Since my earlier posts on Workplace, I’ve been struggling with a problem: IBM won’t sell me licenses for the Workplace Rich Client (echoes of “The Soup Nazi“…) After the earlier pricing misfire, I got another email from my sales rep, invoking the mighty power of the Workplace Client Technology Project Office:

The Workplace Client Technology Project Office has as its mission the job of implementing the Workplace Client Technology into customers environments in a controlled and measured manner and they are running pilot programs for customers. They have asked the following questions be answered in order to be considered for this piloting. We need to ensure the customer has



1. gained a thorough understanding of the technology

2. applied that understanding to real, known business pain(s) in their organization

3. high level sponsorship within their account that will consider making this technology part of their architectural strategy moving forward

Upon completion of this pre-qualification process, the Project Office can then select customers to pilot the software. Once the customer is accepted into the pilot program, we provide the customer information to download software from Passport Advantage.

We went back and forth a few times, as I sought to reassure my sales rep that I wasn’t about to start madly deploying WCT in my Fortune 100 clients without any succor from the Project Office. That didn’t help; the Project Office then wanted to know why we were an MS partner, how much Notes application development we did, and what IBM products we currently had deployed. I then sent a more detailed response that explained what we do (including an explanation of how we do capability assessments and product evaluations) and why we wanted the software. I haven’t heard back from the project office yet (or from my sales rep, for that matter), although this might be due to the holidays.

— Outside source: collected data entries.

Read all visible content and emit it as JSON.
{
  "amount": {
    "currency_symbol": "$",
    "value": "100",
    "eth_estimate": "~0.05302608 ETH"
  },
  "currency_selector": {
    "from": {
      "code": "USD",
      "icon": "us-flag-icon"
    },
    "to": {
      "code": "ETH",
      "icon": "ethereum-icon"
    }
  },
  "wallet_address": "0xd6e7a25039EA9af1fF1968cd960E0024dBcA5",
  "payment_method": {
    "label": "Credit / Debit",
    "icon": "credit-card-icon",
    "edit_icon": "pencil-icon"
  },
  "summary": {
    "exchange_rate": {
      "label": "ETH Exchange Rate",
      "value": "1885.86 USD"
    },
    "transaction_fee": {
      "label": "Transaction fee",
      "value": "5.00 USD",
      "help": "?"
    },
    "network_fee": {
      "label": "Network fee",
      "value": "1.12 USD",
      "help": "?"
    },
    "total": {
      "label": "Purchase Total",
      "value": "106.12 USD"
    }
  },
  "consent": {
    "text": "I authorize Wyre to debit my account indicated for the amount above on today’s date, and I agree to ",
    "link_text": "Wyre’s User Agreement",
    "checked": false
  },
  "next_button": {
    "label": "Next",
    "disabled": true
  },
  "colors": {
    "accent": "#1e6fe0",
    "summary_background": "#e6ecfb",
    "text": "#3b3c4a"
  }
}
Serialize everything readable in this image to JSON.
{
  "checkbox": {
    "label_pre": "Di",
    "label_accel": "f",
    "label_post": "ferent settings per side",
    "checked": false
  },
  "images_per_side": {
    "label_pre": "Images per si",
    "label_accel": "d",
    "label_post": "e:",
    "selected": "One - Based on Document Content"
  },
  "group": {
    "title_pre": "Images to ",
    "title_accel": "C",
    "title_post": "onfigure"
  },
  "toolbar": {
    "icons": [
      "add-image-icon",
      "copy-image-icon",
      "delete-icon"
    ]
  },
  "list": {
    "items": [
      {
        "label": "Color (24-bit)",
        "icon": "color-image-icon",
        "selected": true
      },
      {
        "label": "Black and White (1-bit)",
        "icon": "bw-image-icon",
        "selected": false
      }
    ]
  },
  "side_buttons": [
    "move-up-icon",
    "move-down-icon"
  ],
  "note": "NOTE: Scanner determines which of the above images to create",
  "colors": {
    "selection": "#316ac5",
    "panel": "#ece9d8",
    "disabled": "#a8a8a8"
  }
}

Why is IBM being so tight with this technology? Sure, it might just be a matter of risk management; they don’t want customers to have bad experiences with the product. That’s understandable, although I note that Microsoft and Oracle (among others) restrict access to beta versions of their product, not the released versions. (As a side note, I find it a little offensive that IBM expects me to audition to gain the right to buy their product, but maybe that’s just me. At least there’s no swimsuit competition).

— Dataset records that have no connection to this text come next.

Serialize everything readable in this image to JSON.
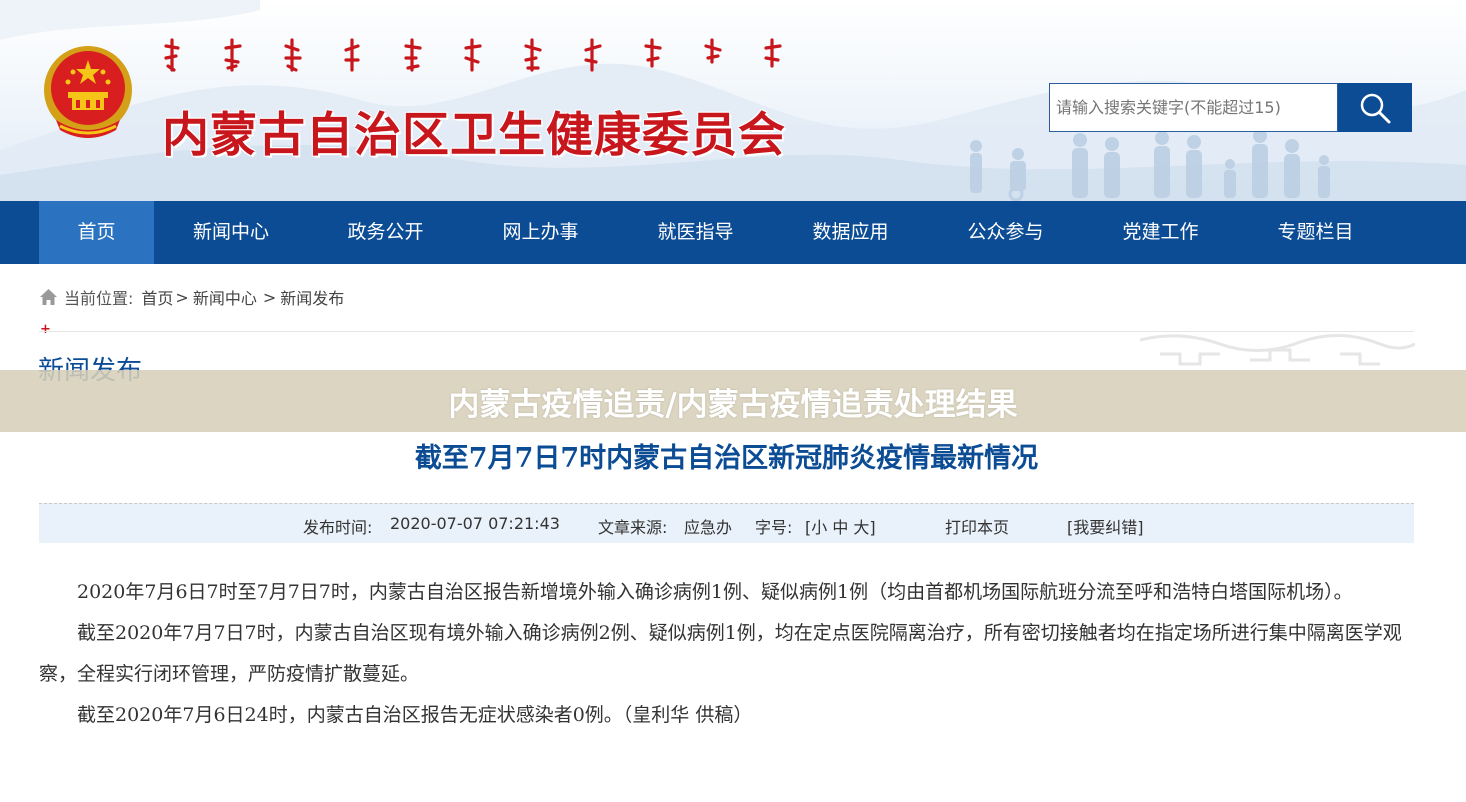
{
  "header": {
    "site_title": "内蒙古自治区卫生健康委员会",
    "search_placeholder": "请输入搜索关键字(不能超过15)",
    "search_button_icon": "search-icon"
  },
  "colors": {
    "brand_blue": "#0b4c95",
    "nav_active": "#2b73c0",
    "title_red": "#c8161d",
    "meta_bar_bg": "#e9f2fa",
    "banner_bg": "#d6cfb8"
  },
  "nav": {
    "items": [
      {
        "label": "首页",
        "active": true
      },
      {
        "label": "新闻中心",
        "active": false
      },
      {
        "label": "政务公开",
        "active": false
      },
      {
        "label": "网上办事",
        "active": false
      },
      {
        "label": "就医指导",
        "active": false
      },
      {
        "label": "数据应用",
        "active": false
      },
      {
        "label": "公众参与",
        "active": false
      },
      {
        "label": "党建工作",
        "active": false
      },
      {
        "label": "专题栏目",
        "active": false
      }
    ]
  },
  "breadcrumb": {
    "prefix": "当前位置:",
    "items": [
      "首页",
      "新闻中心",
      "新闻发布"
    ],
    "separator": ">"
  },
  "section": {
    "title": "新闻发布",
    "marker": "+"
  },
  "banner": {
    "text": "内蒙古疫情追责/内蒙古疫情追责处理结果"
  },
  "article": {
    "title": "截至7月7日7时内蒙古自治区新冠肺炎疫情最新情况",
    "meta": {
      "publish_label": "发布时间:",
      "publish_time": "2020-07-07 07:21:43",
      "source_label": "文章来源:",
      "source": "应急办",
      "font_label": "字号:",
      "font_sizes": "[小 中 大]",
      "print": "打印本页",
      "report_error": "[我要纠错]"
    },
    "paragraphs": [
      "2020年7月6日7时至7月7日7时，内蒙古自治区报告新增境外输入确诊病例1例、疑似病例1例（均由首都机场国际航班分流至呼和浩特白塔国际机场）。",
      "截至2020年7月7日7时，内蒙古自治区现有境外输入确诊病例2例、疑似病例1例，均在定点医院隔离治疗，所有密切接触者均在指定场所进行集中隔离医学观察，全程实行闭环管理，严防疫情扩散蔓延。",
      "截至2020年7月6日24时，内蒙古自治区报告无症状感染者0例。（皇利华 供稿）"
    ]
  }
}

IMHO, IBM’s overdoing it, because this approach (“we have a ‘game-changing technology‘ but we won’t let you have so you can start gaining an understanding of it”) is not exactly going to speed their product’s adoption. The WCT information page says that you need to contact your sales rep if you want to pilot or deploy the product, but it doesn’t mention the fact that the Project Office is liable to tell you to go pound sand unless you survive their evaluation process. In fairness, that result is alluded to here, but I would be happier to see a forthright acknowledgement.

So, for now the answer I’m giving my customers is simple: “WCT is not generally available to customers, although neither IBM nor press reports have made this explicit. Draw your own conclusions about what that says of its deployment readiness and maturity. I can’t comment because I haven’t been able to work with it.” I am hopeful that the strictures on WCT will loosen somewhat when 2.5 ships, but we’ll have to wait and see.